Autore: Stefano Ferro

Articolo pubblicato in Bugnion News n.23 (Luglio 2017)

I consumatori sono ormai abituati a trovare sui prodotti indicazioni che, pur non essendo obbligatorie, costituiscono un valore aggiunto che consente di intercettare alcune specifiche nicchie di mercato: parliamo ad esempio di certificazioni relative agli ingredienti (gluten-free, ecc.), ai processi produttivi (cruelty-free, ecc.), e alla conformità a vincoli di carattere religioso (halal, kosher, ecc.).

Oggi parliamo di certificazione halal. La parola “halal” significa “lecito”, in contrapposizione ad “haram” (proibito). I testi giuridici di riferimento (Corano in primis, ma anche le interpretazioni delle principali scuole giuridiche all’interno dell’Islam) non presentano un elenco di prodotti e/o servizi “halal”, limitandosi a stabilire ciò che è proibito (haram) per chi intenda vivere in conformità ai principi della religione islamica.

Intuitivamente applichiamo il concetto di “halal” al campo dei prodotti alimentari, con le ovvie esclusioni relative alla carne suina e alle bevande alcoliche. Le disposizioni di carattere religioso però si applicano anche a cosmetici e farmaci (in quanto destinati ad essere assorbiti dalla pelle), abbigliamento e finanza (per quest’ultima, ad esempio, vale il principio che non si possono ottenere interessi sui prestiti).

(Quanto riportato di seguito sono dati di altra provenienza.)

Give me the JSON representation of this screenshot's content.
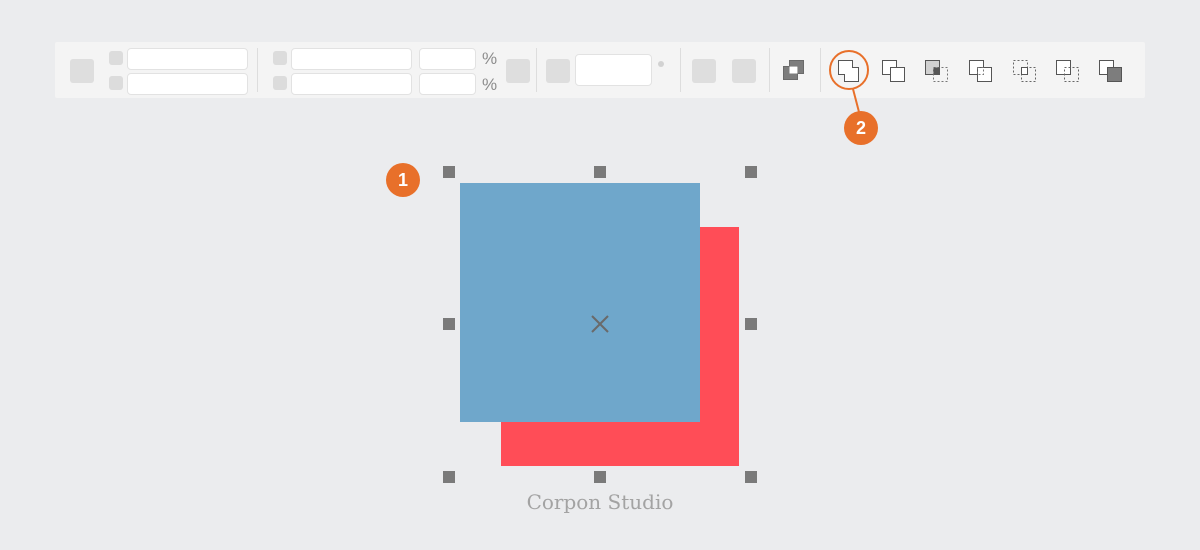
{
  "toolbar": {
    "percent_symbol": "%",
    "selected_tool": "shape-operation-1"
  },
  "callouts": [
    {
      "number": "1"
    },
    {
      "number": "2"
    }
  ],
  "canvas": {
    "shapes": [
      {
        "name": "front-square",
        "color": "#6fa7cb"
      },
      {
        "name": "back-square",
        "color": "#ff4d57"
      }
    ],
    "center_marker": "x-icon"
  },
  "watermark": "Corpon Studio",
  "colors": {
    "accent": "#e8702a",
    "handle": "#7a7a7a",
    "background": "#ebecee"
  }
}
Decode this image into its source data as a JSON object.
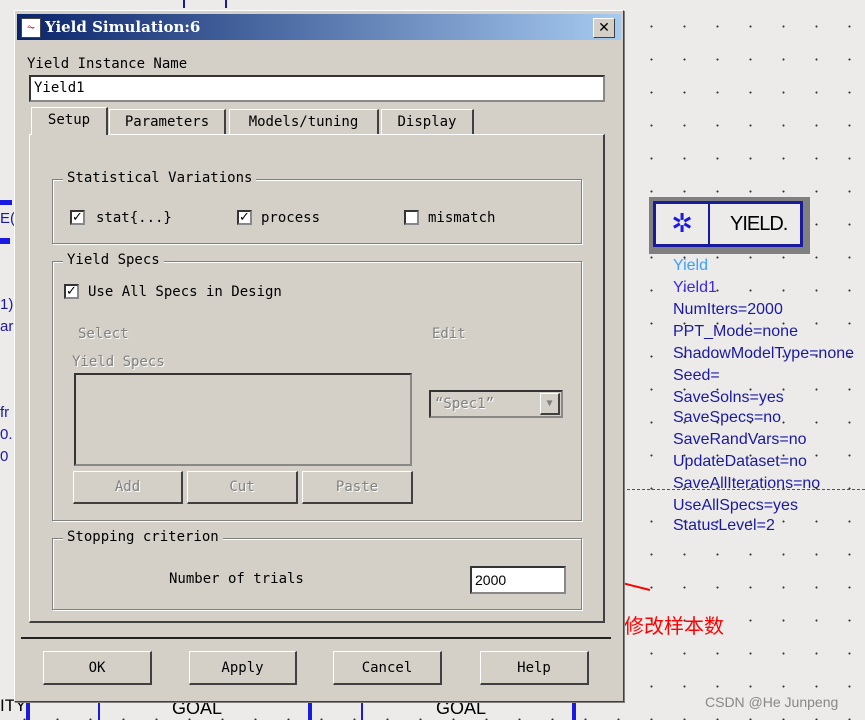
{
  "dialog": {
    "title": "Yield Simulation:6",
    "instance_label": "Yield Instance Name",
    "instance_value": "Yield1",
    "tabs": [
      {
        "label": "Setup",
        "active": true
      },
      {
        "label": "Parameters"
      },
      {
        "label": "Models/tuning"
      },
      {
        "label": "Display"
      }
    ],
    "statistical": {
      "title": "Statistical Variations",
      "items": [
        {
          "label": "stat{...}",
          "checked": true
        },
        {
          "label": "process",
          "checked": true
        },
        {
          "label": "mismatch",
          "checked": false
        }
      ]
    },
    "yield_specs": {
      "title": "Yield Specs",
      "use_all_label": "Use All Specs in Design",
      "use_all_checked": true,
      "select_label": "Select",
      "edit_label": "Edit",
      "list_label": "Yield Specs",
      "add_label": "Add",
      "cut_label": "Cut",
      "paste_label": "Paste",
      "spec_dropdown": "“Spec1”"
    },
    "stopping": {
      "title": "Stopping criterion",
      "trials_label": "Number of trials",
      "trials_value": "2000"
    },
    "buttons": {
      "ok": "OK",
      "apply": "Apply",
      "cancel": "Cancel",
      "help": "Help"
    }
  },
  "schematic": {
    "component_label": "YIELD.",
    "props": [
      "Yield",
      "Yield1",
      "NumIters=2000",
      "PPT_Mode=none",
      "ShadowModelType=none",
      "Seed=",
      "SaveSolns=yes",
      "SaveSpecs=no",
      "SaveRandVars=no",
      "UpdateDataset=no",
      "SaveAllIterations=no",
      "UseAllSpecs=yes",
      "StatusLevel=2"
    ],
    "goal_labels": [
      "GOAL",
      "GOAL"
    ],
    "left_fragments": [
      "E(",
      "1)",
      "ar",
      "fr",
      "0.",
      "0",
      "ITY"
    ]
  },
  "annotation": {
    "text": "修改样本数",
    "color": "#ff0000"
  },
  "watermark": "CSDN @He Junpeng",
  "colors": {
    "titlebar_start": "#0a246a",
    "titlebar_end": "#a6caf0",
    "dialog_bg": "#d4d0c8",
    "wire": "#1a1aa0"
  }
}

Per le certificazioni halal non esiste una normativa standard, né c’è un’autorità unica di riferimento a livello internazionale. Il sistema si basa quindi sostanzialmente su accordi di mutuo riconoscimento su base volontaria tra enti autorevoli, e la scelta dell’organismo di certificazione dovrà basarsi sugli attestati di riconoscimento ottenuti e sull’esperienza dello stesso. Queste certificazioni fanno riferimento non solo al prodotto finito ma all’intero processo produttivo: di regola, ad esempio, linee produttive ed attrezzature dovranno essere separate per prodotti halal e non-halal al fine di rispettare i requisiti previsti.

La certificazione halal generalmente non è obbligatoria, salvo casi relativi a specifici prodotti e a determinati Stati. Un aspetto interessante, che sta spingendo sempre più aziende a richiedere le certificazioni halal per i propri prodotti, è dato dalla crescita delle quote di mercato dei prodotti così certificati. Questa crescita deriva non solo dai consumi effettuati all’interno degli Stati a maggioranza islamica, ma anche (e in alcuni casi soprattutto) dalle scelte effettuate dai consumatori europei, appartenenti a minoranze di credo islamico ma non solo. Si stima, infatti, che sia in Francia che nel Regno Unito circa il 30% dei prodotti certificati halal venga acquistato da non musulmani.